La propuesta de Comedia romántica es muy sencilla y por lo tanto hermosa: uno sabe que está enamorado de otro porque conversaría con esa persona toda la vida. De hecho, la novela tiene uno de los comienzos más bonitos que he leído: «—¿Le digo qué quiero yo, Benjamín, le digo de frente qué quiero?: una conversación que dure toda la vida.» El comienzo es un deseo, una expectativa que todo el que alguna vez ha estado enamorado entiende. Mientras el diálogo avanza, los protagonistas atraviesan todas las etapas de su vida. De vez en cuando se devuelven para recordar y de vez en cuanto sueñan con el futuro. Pero en un punto, mi preferido de toda la novela, me parece que se juntan los tres tiempos, pasado presente y futuro, con una calidez que me desarmó: ¿Seguro que este es el mismo escritor de la novela de horror que acabo de leer, de El Espantapájaros? Ser buen escritor es, sin duda, moverse entre el horror y el amor con la misma soltura con la que uno a veces pasa por la vida entre la euforia y el aburrimiento:

«—¿Que yo qué? ¿Qué va a hacer  usted conmigo apenas se de cuenta de que me porto como una mujer que ha tenido suerte en todo en esta vida salvo en las relaciones con los hombres? ¿Y si se me rompe el corazón a mí en vez de a usted?

Yo le juro que la cuido, Martina. Yo le juro que no le voy a salir con ganas de vivir emociones fuertes a los dos años de estar juntos ni voy a bajar la guardia en las ganas de vivir todo los dos ni voy a cambiar en la mitad del camino como uno de esos tipos que sufren la crisis de los cuarenta ni me voy a tragar todas las cosas que pienso porque para qué pelear por pendejadas ni me voy a acomodar en este que tenemos como en el sofá de la sala de mis papás.
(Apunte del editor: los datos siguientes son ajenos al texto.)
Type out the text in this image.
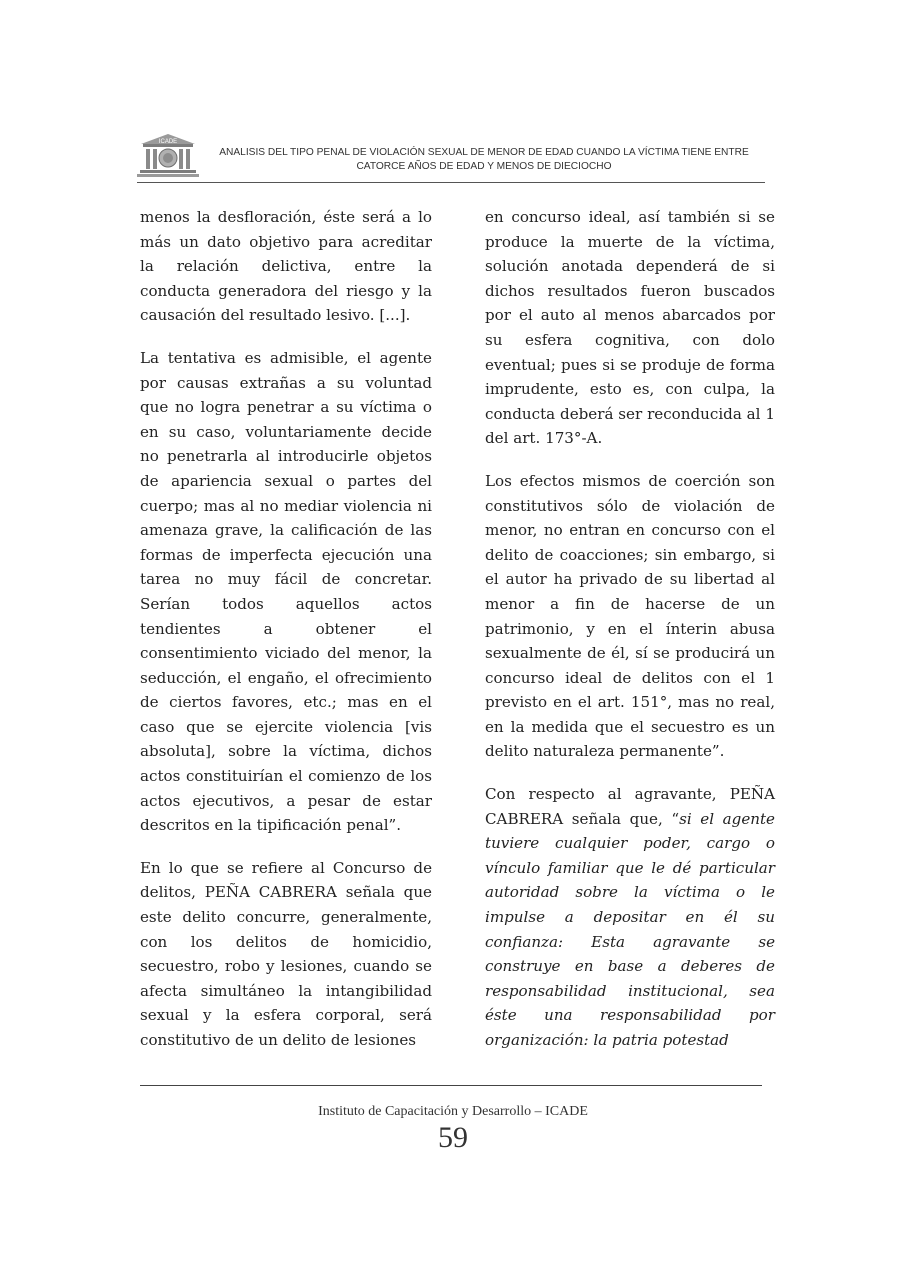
ICADE
ANALISIS DEL TIPO PENAL DE VIOLACIÓN SEXUAL DE MENOR DE EDAD CUANDO LA VÍCTIMA TIENE ENTRE
CATORCE AÑOS DE EDAD Y MENOS DE DIECIOCHO

menos la desfloración, éste será a lo más un dato objetivo para acreditar la relación delictiva, entre la conducta generadora del riesgo y la causación del resultado lesivo. [...].

La tentativa es admisible, el agente por causas extrañas a su voluntad que no logra penetrar a su víctima o en su caso, voluntariamente decide no penetrarla al introducirle objetos de apariencia sexual o partes del cuerpo; mas al no mediar violencia ni amenaza grave, la calificación de las formas de imperfecta ejecución una tarea no muy fácil de concretar. Serían todos aquellos actos tendientes a obtener el consentimiento viciado del menor, la seducción, el engaño, el ofrecimiento de ciertos favores, etc.; mas en el caso que se ejercite violencia [vis absoluta], sobre la víctima, dichos actos constituirían el comienzo de los actos ejecutivos, a pesar de estar descritos en la tipificación penal”.

En lo que se refiere al Concurso de delitos, PEÑA CABRERA señala que este delito concurre, generalmente, con los delitos de homicidio, secuestro, robo y lesiones, cuando se afecta simultáneo la intangibilidad sexual y la esfera corporal, será constitutivo de un delito de lesiones

en concurso ideal, así también si se produce la muerte de la víctima, solución anotada dependerá de si dichos resultados fueron buscados por el auto al menos abarcados por su esfera cognitiva, con dolo eventual; pues si se produje de forma imprudente, esto es, con culpa, la conducta deberá ser reconducida al 1 del art. 173°-A.

Los efectos mismos de coerción son constitutivos sólo de violación de menor, no entran en concurso con el delito de coacciones; sin embargo, si el autor ha privado de su libertad al menor a fin de hacerse de un patrimonio, y en el ínterin abusa sexualmente de él, sí se producirá un concurso ideal de delitos con el 1 previsto en el art. 151°, mas no real, en la medida que el secuestro es un delito naturaleza permanente”.

Con respecto al agravante, PEÑA CABRERA señala que, “si el agente tuviere cualquier poder, cargo o vínculo familiar que le dé particular autoridad sobre la víctima o le impulse a depositar en él su confianza: Esta agravante se construye en base a deberes de responsabilidad institucional, sea éste una responsabilidad por organización: la patria potestad

Instituto de Capacitación y Desarrollo – ICADE
59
Yo le prometo por lo que usted quiera que, cada vez que se vuelva todas las que quiere ser, la Barbie rockera, la Barbie ejecutiva o la Barbie estrella de cine de Hollywood, yo me quedo quieto como ese poste de la luz. Y que pongo el despertador todas las mañanas de la vida para levantarme a hacerla feliz

Parece una historia feliz, pero no lo es del todo. Benjamín y Martina tienen sus propios problemas y dificultades que sortear y, por supuesto, no les voy a dañar la lectura contándoles qué. Pero sí pienso que esta es una historia de amor atípica, que Ricardo Silva Romero le dio vida a dos personajes que me parecen entrañables por una razón muy poderosa: su buen humor. Fuera de la ficción, son pocas las parejas que soportan con humor e ironía los defectos y las mañas del otro, sin transformarlas en una tragedia a largo plazo, lo que demuestra que no solo el amor, sino también el humor, podrán salvarnos.